Wie auch immer: Wir sind uns doch darin einig, dass CO2-Emissionen einen Preis haben müssen. Wie der entsteht, darüber können wir gerne streiten. Dieser Preis wird ein regulierendes Element sein. Ich teile Ihre Einschätzung, dass es wirklich für die Klimapolitik wirklich entscheidend und notwendig ist.

Das ist ein aus meiner Sicht ganz wichtiger Punkt, der sich auch in unserem Gesetzentwurf wiederfindet. An ihm zeigt sich, dass wir nicht nur die vorhin genannten Ziele erreichen wollen wie eine CO2-Minderung um 55 %. Nun kann man sagen: 55 % sind nicht genug! Ihr müsst mutig sein und 70 % ins Gesetz schreiben! - Aber hat schon jemand ausgerechnet, was wir tun müssen, um auch nur die 55 % zu erreichen?

Ich finde, es die Aufgabe der Landesregierung und der sie tragenden Fraktionen von SPD und CDU, ein Gesetz mit einer ambitionierten Zielsetzung auf den Weg zu bringen und Maßnahmen zu beschreiben. Und diese Maßnahmen müssen geeignet sein, das im Gesetz formulierte Ziel zu erreichen.

Deswegen, finde ich, ist es nur ehrlich und vernünftig, 55 % als hartes Ziel zu definieren.

(Imke Byl [GRÜNE]: Das ist aber zu wenig!)

Dafür werden wir sehr viel arbeiten müssen. Lassen Sie uns so vernünftig sein, keine Ziele zu definieren, von denen wir schon heute wissen, dass sie unerreichbar sind.

(Imke Byl [GRÜNE]: Sind sie aber nicht! Mit ambitionierten Maßnahmen sind sie erreichbar!)

Das ist unseriös,

(Imke Byl [GRÜNE]: Die Klimaziele von Paris sind nicht unseriös!)

und ich finde, unseriös sollten wir die Klimapolitik nicht betreiben, meine sehr verehrten Damen und Herren.

(Beifall bei der SPD und bei der CDU - Imke Byl [GRÜNE]: Sie müssen schon bei dem Klimavertrag von Paris bleiben!)

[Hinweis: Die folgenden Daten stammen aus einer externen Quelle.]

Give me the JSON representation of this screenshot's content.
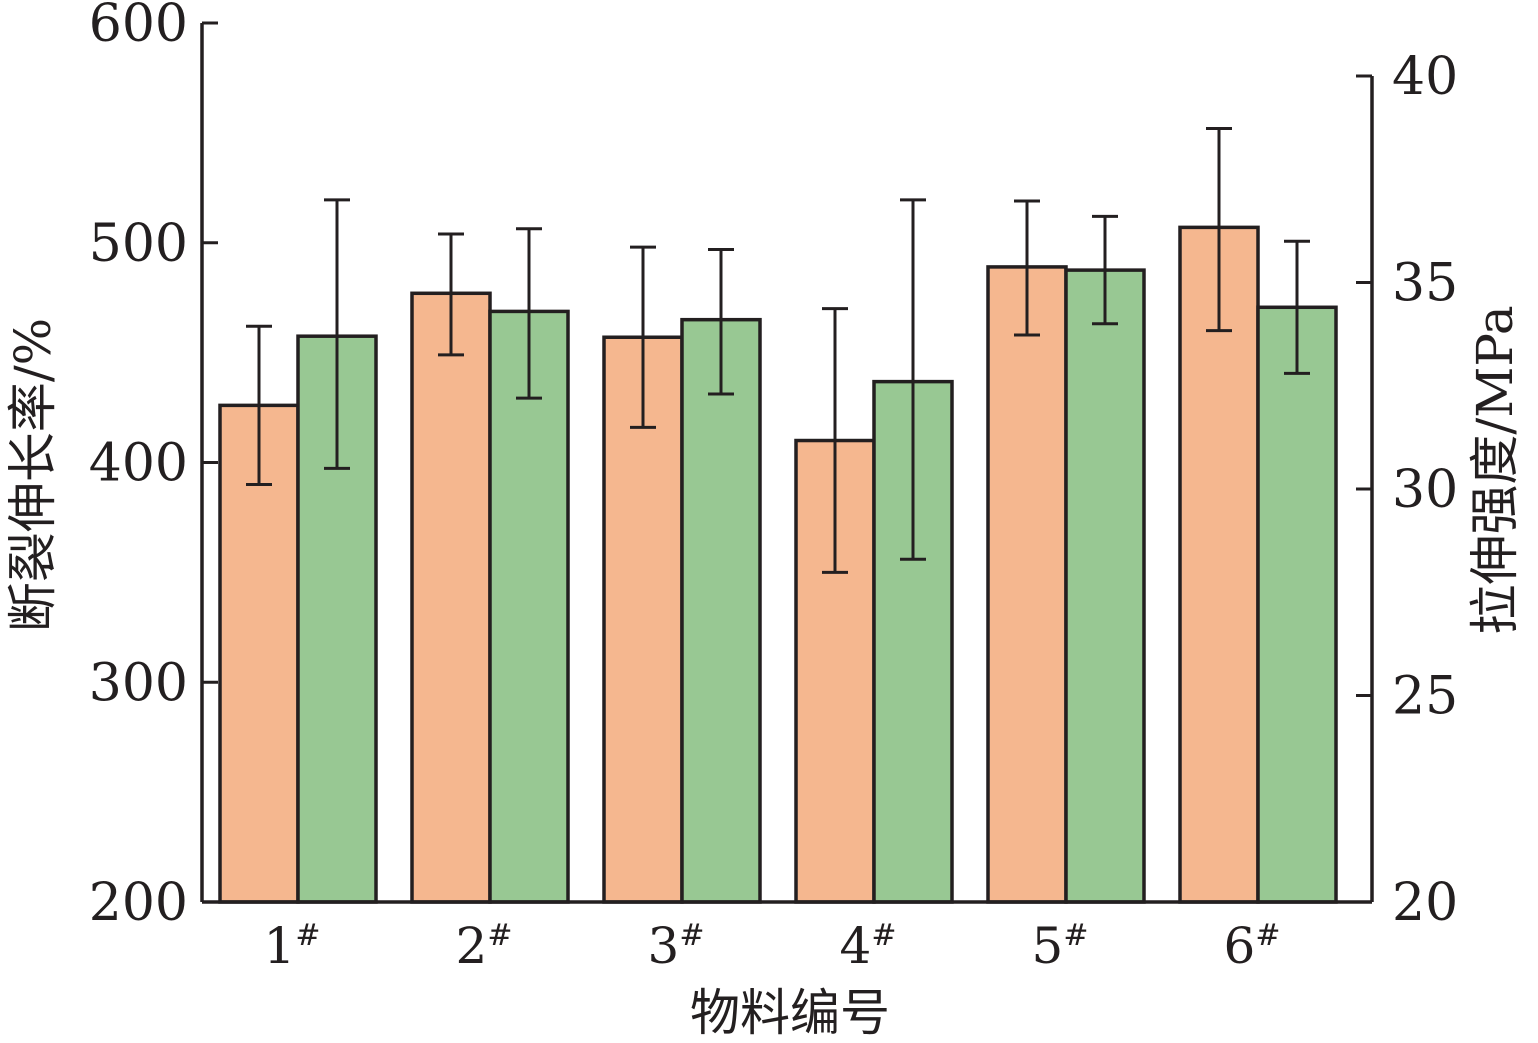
{
  "chart_data": {
    "type": "bar",
    "categories": [
      "1",
      "2",
      "3",
      "4",
      "5",
      "6"
    ],
    "category_suffix": "#",
    "xlabel": "物料编号",
    "ylabel_left": "断裂伸长率/%",
    "ylabel_right": "拉伸强度/MPa",
    "ylim_left": [
      200,
      600
    ],
    "ylim_right": [
      20,
      40
    ],
    "yticks_left": [
      "200",
      "300",
      "400",
      "500",
      "600"
    ],
    "yticks_right": [
      "20",
      "25",
      "30",
      "35",
      "40"
    ],
    "grid": false,
    "legend": "none",
    "series": [
      {
        "axis": "left",
        "color": "#f5b78f",
        "values": [
          426,
          477,
          457,
          410,
          489,
          507
        ],
        "err_low": [
          390,
          449,
          416,
          350,
          458,
          460
        ],
        "err_high": [
          462,
          504,
          498,
          470,
          519,
          552
        ]
      },
      {
        "axis": "right",
        "color": "#98c893",
        "values": [
          33.7,
          34.3,
          34.1,
          32.6,
          35.3,
          34.4
        ],
        "err_low": [
          30.5,
          32.2,
          32.3,
          28.3,
          34.0,
          32.8
        ],
        "err_high": [
          37.0,
          36.3,
          35.8,
          37.0,
          36.6,
          36.0
        ]
      }
    ]
  }
}
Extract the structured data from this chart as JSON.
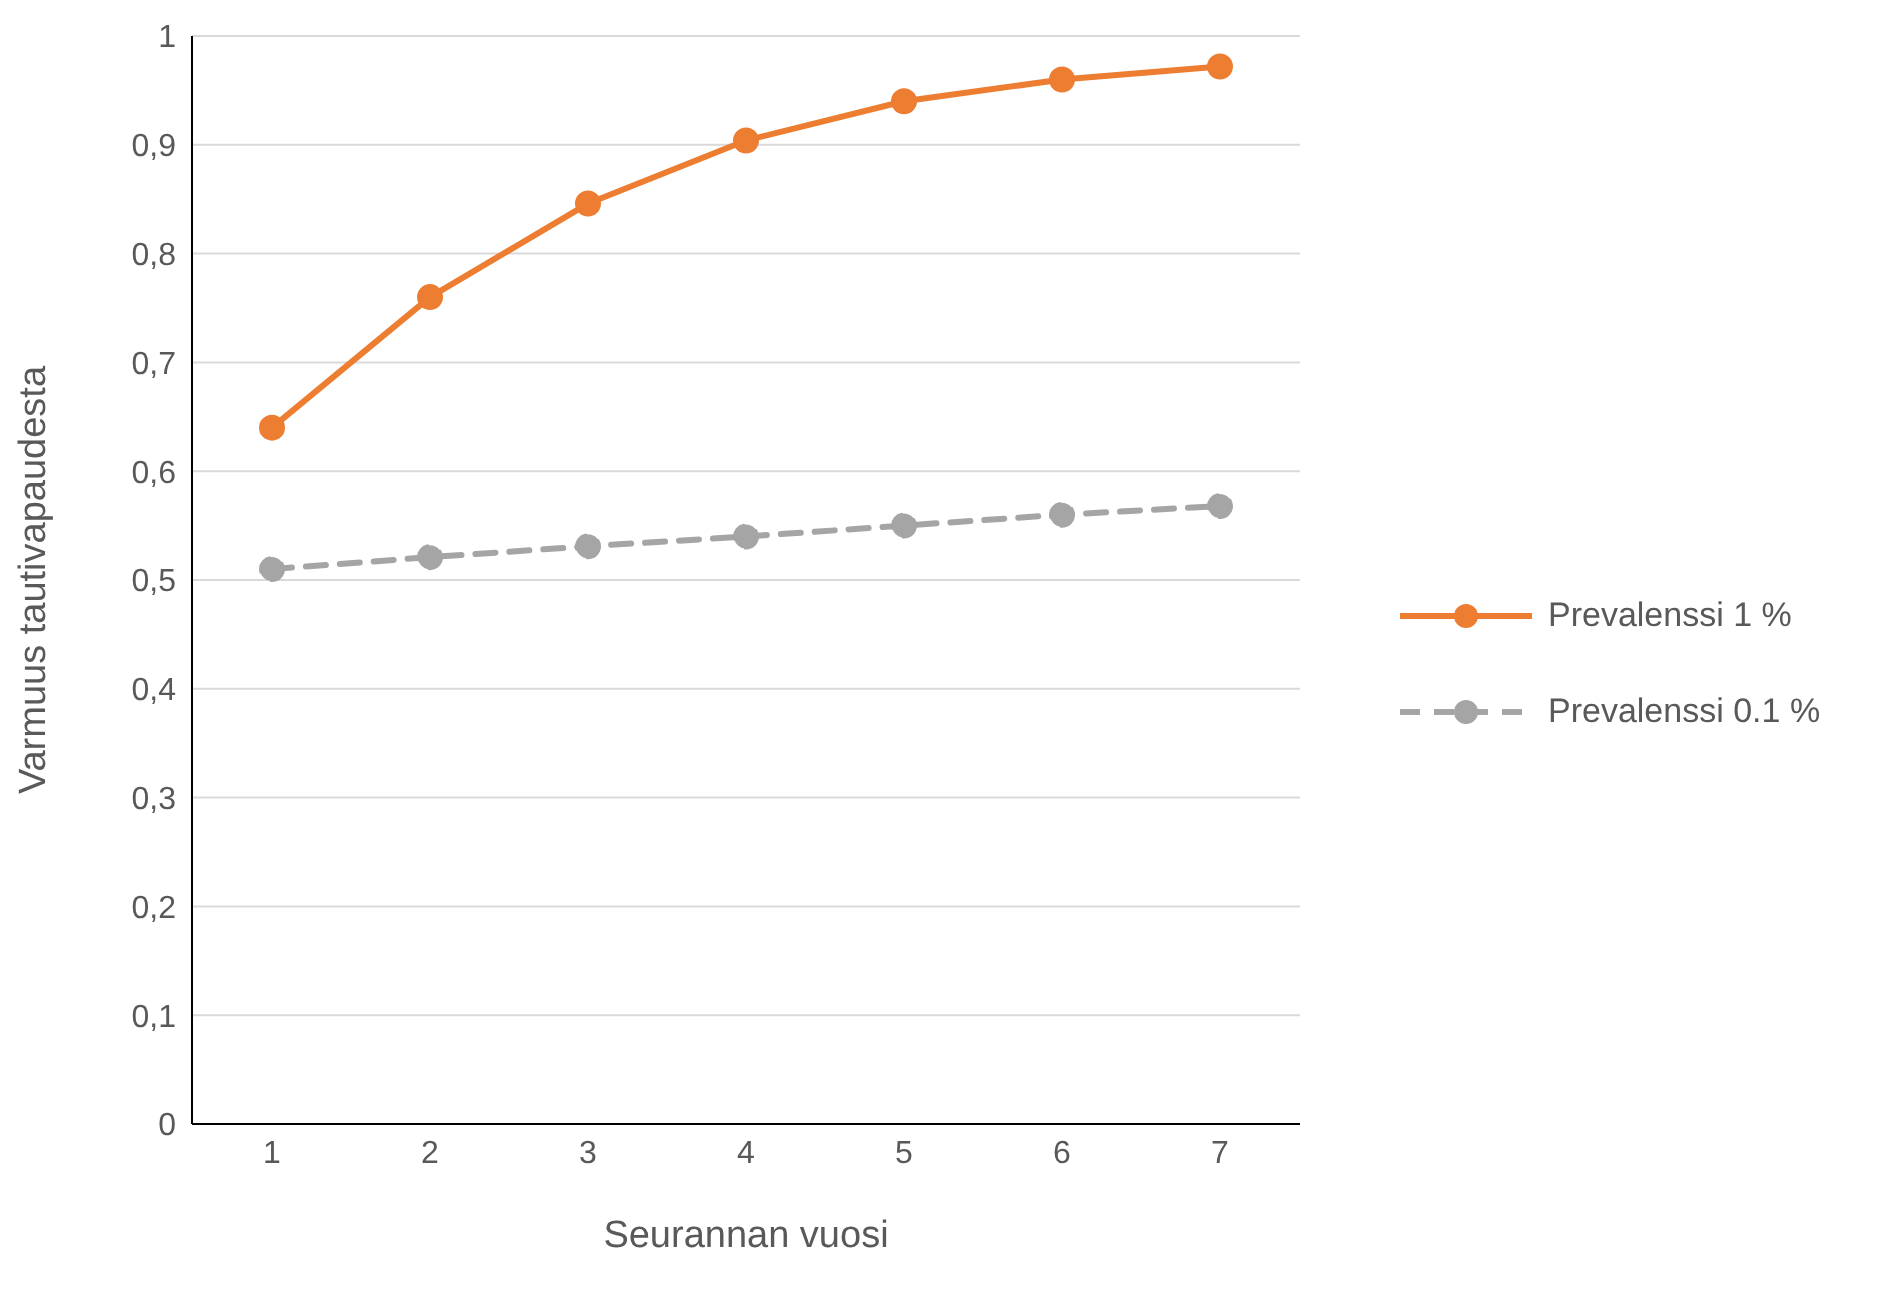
{
  "chart_data": {
    "type": "line",
    "xlabel": "Seurannan vuosi",
    "ylabel": "Varmuus tautivapaudesta",
    "categories": [
      "1",
      "2",
      "3",
      "4",
      "5",
      "6",
      "7"
    ],
    "series": [
      {
        "name": "Prevalenssi 1 %",
        "color": "#ed7d31",
        "line_style": "solid",
        "values": [
          0.64,
          0.76,
          0.846,
          0.904,
          0.94,
          0.96,
          0.972
        ]
      },
      {
        "name": "Prevalenssi 0.1 %",
        "color": "#a5a5a5",
        "line_style": "dashed",
        "values": [
          0.51,
          0.521,
          0.531,
          0.54,
          0.55,
          0.56,
          0.568
        ]
      }
    ],
    "ylim": [
      0,
      1
    ],
    "yticks": [
      0,
      {
        "value": 0.1,
        "label": "0,1"
      },
      {
        "value": 0.2,
        "label": "0,2"
      },
      {
        "value": 0.3,
        "label": "0,3"
      },
      {
        "value": 0.4,
        "label": "0,4"
      },
      {
        "value": 0.5,
        "label": "0,5"
      },
      {
        "value": 0.6,
        "label": "0,6"
      },
      {
        "value": 0.7,
        "label": "0,7"
      },
      {
        "value": 0.8,
        "label": "0,8"
      },
      {
        "value": 0.9,
        "label": "0,9"
      },
      1
    ],
    "grid": "y",
    "legend": "right",
    "marker": "circle"
  }
}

Das Gleiche gilt für die anderen genannten Maßnahmen.

Ich will jetzt auf einen Punkt eingehen, der an dieser Stelle immer wieder gebracht wird.

Bei uns wird ja latent eine Debatte darüber geführt, wo wir Windenergieanlagen aufbauen. Meine Kollegen in Bayern und Baden-Württemberg errichten Windenergieanlagen auch im Wald. Davor habe ich durchaus Respekt, und das sage ich denen auch, wenn ich mit ihnen zusammensitze. Das machen die dort, wo es sinnvoll ist, weil sie die Ziele sonst gar nicht erreichen könnten.

Sie hingegen vermitteln hier den Eindruck, dass solche Windenergieanlagen im Wald gegen den Klimaschutz wären. Aber das ist natürlich absurd und zeigt nur, dass Sie sich mit der Materie nicht beschäftigt haben.